Essas greves foram provocadas pelo aumento de preço e acabaram por derrubar o governo de Wladyslaw Gomulka.
Na época, Kieslowski era ligado a um grupo de jovens autores que renovou a produção do Leste Europeu por meio do "cinema da inquietude moral". Herdeiros intelectuais de Andrzej Wajda ("O Homem de Mármore"), esses cineastas trouxeram um novo olhar crítico e questionador sobre o mundo que os rodeava.
No caso de "A Cicatriz", o questionamento toma como fio condutor as angústias, dúvidas e impasses vividos por Bednarz, tecnocrata responsável pelo gerenciamento de um complexo químico.
Bednarz é, em essência, um homem honesto e bem intencionado, que se vê impossiblitado de fazer as coisas à maneira dele por causa das pressões da cúpula do PC.
Assim, ele vê frustradas as expectativas de transformar o complexo químico em algo que traga progresso e benefício para a comunidade em que ele está instalado.
A cúpula do partido, por sua vez, vai se tornando progressivamente insatisfeita com os desvios de Bednarz e sua incapacidade de solucionar os conflitos.
A situação fica insustentável quando os funcionários do complexo entram em greve. O resultado é a aposentadoria precoce de Bednarz, que reencontra a tranquilidade em casa, ensinando seu neto a andar, como mostra a cena de encerramento do filme.
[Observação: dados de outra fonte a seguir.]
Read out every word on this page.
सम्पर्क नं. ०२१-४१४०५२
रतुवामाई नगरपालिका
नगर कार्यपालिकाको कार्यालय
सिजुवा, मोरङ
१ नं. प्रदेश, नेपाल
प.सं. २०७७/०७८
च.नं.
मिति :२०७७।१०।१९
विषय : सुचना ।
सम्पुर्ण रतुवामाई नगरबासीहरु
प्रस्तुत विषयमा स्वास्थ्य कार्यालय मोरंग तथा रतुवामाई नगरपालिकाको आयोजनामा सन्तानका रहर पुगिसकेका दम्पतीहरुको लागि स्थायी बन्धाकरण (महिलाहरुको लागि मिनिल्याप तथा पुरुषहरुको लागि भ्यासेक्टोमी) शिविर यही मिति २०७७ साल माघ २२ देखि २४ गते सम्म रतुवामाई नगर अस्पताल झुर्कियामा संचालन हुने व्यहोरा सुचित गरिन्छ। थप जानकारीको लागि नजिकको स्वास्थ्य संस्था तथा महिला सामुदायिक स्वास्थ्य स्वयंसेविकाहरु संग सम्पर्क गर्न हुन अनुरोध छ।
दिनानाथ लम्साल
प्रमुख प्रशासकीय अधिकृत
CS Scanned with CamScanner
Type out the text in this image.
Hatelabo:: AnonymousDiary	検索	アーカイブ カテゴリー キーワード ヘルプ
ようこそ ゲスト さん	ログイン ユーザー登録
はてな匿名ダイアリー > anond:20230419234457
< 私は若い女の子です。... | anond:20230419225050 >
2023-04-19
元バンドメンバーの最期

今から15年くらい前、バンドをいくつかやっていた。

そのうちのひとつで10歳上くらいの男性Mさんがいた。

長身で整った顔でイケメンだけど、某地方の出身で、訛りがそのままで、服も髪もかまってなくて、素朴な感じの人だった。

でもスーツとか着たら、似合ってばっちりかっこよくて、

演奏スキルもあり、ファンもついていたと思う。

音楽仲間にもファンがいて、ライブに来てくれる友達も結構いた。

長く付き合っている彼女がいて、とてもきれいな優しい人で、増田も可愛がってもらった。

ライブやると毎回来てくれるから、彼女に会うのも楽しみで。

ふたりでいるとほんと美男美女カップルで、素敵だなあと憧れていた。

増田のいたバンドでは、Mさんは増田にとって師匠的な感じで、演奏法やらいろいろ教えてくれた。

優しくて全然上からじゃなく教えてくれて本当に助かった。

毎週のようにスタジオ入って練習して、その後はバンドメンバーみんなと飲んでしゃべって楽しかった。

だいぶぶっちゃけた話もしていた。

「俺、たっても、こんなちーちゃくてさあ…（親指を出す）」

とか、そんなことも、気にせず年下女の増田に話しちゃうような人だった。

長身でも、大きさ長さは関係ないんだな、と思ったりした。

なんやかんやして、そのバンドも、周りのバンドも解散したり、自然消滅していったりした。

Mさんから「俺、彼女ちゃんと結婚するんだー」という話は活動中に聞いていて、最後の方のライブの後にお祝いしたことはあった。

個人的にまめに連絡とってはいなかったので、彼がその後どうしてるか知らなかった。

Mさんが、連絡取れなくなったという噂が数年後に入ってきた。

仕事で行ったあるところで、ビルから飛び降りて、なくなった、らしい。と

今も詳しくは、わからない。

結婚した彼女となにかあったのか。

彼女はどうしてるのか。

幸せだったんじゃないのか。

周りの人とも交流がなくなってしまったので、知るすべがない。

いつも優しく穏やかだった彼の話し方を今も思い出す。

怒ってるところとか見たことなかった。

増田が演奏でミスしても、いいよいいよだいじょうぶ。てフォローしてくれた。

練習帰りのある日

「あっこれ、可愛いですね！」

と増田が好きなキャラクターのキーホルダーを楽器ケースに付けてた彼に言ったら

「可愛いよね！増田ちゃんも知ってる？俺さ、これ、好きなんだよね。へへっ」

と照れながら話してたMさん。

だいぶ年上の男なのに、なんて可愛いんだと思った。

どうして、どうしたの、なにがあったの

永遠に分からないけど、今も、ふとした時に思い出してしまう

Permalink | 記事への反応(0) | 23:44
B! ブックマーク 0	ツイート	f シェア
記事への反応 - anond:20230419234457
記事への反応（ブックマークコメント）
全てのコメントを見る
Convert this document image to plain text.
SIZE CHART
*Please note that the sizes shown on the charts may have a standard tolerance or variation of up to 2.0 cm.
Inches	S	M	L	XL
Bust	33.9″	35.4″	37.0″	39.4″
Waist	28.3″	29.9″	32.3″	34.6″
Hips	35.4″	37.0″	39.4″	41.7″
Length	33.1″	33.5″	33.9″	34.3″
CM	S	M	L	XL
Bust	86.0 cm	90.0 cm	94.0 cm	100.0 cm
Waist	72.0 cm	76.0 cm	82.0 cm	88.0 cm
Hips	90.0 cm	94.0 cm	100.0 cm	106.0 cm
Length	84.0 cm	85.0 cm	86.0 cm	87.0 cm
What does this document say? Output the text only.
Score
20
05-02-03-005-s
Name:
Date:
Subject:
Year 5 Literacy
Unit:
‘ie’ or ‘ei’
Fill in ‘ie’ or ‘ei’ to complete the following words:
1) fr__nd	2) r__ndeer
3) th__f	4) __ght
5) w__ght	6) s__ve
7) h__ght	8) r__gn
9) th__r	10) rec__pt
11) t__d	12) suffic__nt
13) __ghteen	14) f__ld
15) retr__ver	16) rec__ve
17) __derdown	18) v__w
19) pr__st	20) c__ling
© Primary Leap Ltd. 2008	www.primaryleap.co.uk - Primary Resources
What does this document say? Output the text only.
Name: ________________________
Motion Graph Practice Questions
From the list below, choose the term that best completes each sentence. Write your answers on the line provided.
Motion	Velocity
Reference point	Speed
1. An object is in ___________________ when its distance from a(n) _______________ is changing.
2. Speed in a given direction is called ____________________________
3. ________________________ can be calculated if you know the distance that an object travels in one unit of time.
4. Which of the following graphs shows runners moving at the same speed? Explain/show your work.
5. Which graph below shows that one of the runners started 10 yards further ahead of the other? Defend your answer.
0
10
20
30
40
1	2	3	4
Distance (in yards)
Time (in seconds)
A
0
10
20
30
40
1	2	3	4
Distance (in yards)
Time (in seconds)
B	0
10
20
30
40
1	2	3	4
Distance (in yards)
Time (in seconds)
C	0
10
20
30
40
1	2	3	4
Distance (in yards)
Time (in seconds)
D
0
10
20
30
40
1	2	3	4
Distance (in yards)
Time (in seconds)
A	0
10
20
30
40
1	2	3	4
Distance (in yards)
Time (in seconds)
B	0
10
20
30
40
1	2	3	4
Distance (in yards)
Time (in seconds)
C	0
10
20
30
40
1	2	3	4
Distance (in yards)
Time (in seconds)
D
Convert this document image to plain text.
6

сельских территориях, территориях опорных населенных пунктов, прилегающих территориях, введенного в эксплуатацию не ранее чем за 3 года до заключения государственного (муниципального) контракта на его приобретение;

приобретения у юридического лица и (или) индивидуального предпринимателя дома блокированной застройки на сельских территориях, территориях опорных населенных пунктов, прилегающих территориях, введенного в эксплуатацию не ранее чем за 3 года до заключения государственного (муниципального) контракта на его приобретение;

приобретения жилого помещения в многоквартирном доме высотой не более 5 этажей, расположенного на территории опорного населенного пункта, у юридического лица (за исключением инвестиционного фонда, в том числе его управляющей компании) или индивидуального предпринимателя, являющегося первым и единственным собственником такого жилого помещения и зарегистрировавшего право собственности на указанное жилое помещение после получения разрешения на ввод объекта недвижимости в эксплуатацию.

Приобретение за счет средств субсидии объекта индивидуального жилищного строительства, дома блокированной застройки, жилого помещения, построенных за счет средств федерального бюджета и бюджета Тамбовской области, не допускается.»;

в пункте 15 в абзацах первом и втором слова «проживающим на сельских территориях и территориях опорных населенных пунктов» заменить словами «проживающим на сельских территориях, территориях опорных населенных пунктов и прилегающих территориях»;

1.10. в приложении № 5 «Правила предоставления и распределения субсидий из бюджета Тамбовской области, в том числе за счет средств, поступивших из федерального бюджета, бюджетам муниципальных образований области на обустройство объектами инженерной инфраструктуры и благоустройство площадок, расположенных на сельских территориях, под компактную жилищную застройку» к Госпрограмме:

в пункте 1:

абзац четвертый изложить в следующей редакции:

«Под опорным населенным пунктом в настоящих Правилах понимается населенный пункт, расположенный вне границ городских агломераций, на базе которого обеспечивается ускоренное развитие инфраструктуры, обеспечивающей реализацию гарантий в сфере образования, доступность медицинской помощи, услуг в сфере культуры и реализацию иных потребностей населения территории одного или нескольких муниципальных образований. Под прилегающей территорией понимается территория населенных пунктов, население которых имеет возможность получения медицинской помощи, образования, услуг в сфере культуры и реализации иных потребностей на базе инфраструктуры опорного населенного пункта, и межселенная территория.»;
Para Vincent Amiel, jornalista e crítico da revista francesa "Posiitf", a força da obra de Kieslowski reside na capacidade de o cineasta fazer conviver a violência de situações cotidianas com uma frieza decorrente de um olhar à distância.
"Isso também é perceptível em seus documentários, antes de ele fazer ficção, e é daí que decorre a força dessas primeiras obras", disse Amiel à Folha.